The blessing was offered by Father Michael Driscoll, pastoral care program manager and chaplain at OSF HealthCare Saint Elizabeth Medical Center in Ottawa, and Msgr. Philip Halfacre, vicar general of the Diocese of Peoria, who sprinkled holy water on those assembled.
A buffet luncheon and tours of the building followed the ribbon cutting.
After the ceremony, Damron said that many of the factors in rural and urban health care are the same, with clinical care making up about 30 percent of them and genetics another 10 percent of the total. Social determinants account for the rest, he said.
“Although the challenges are the same, the strategies and the barriers for addressing them are much different when you get to this part of the country,” Damron told The Post.
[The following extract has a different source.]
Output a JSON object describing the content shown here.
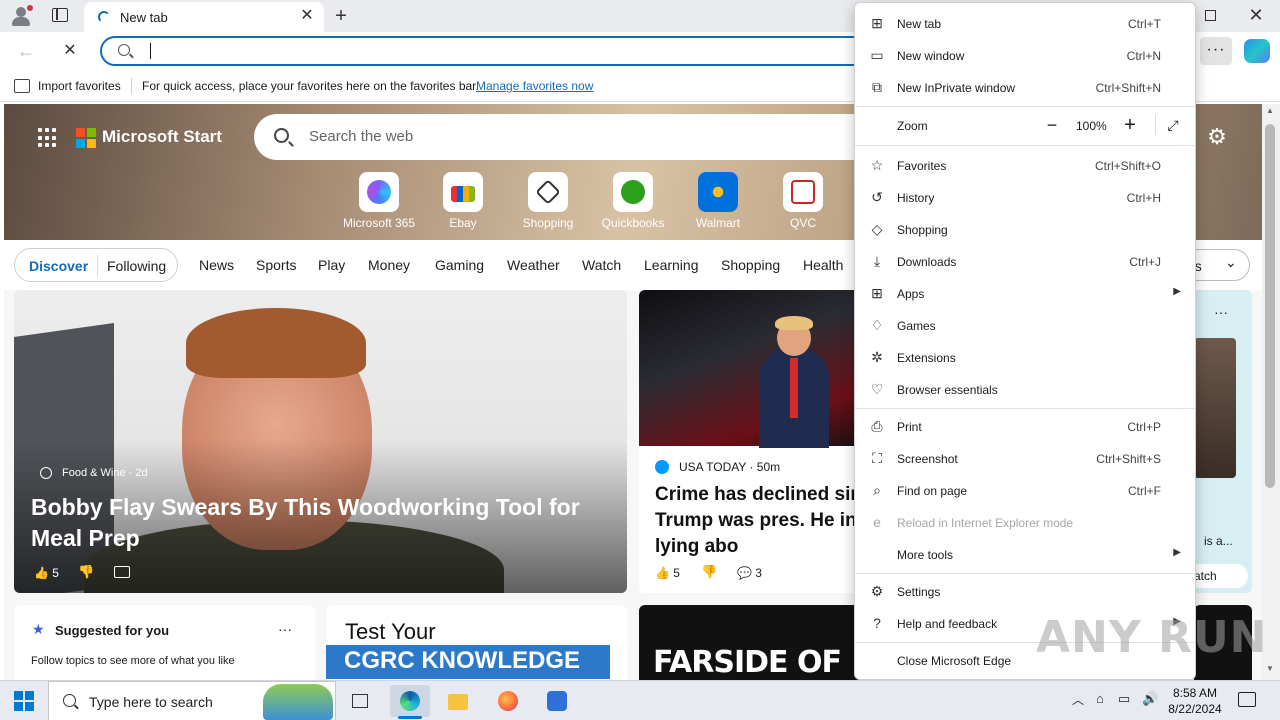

“How do we redesign our care teams better to address the patient’s need? How do we bring in technology to increase access and enable people to be empowered in their own care when we know transportation and things like that are a barrier,” he said. “And then how, in rural communities, where there are limited resources, do we collaborate?”
No one can do it alone, so minimizing competition and increasing collaboration is the only way to make this care sustainable, Damron explained.
In addition to community partners co-locating to the Center for Health, he said, there are a mobile care unit and faith community nurse that can help people get connected and receive the care they need where they are.
“What excites me is the commitment of OSF HealthCare and the Sisters,” he said. “This is not a project. This is not a research study. . . . This is an extension and a commitment of the mission of OSF HealthCare and our Sisters to serve persons with the greatest care and love.”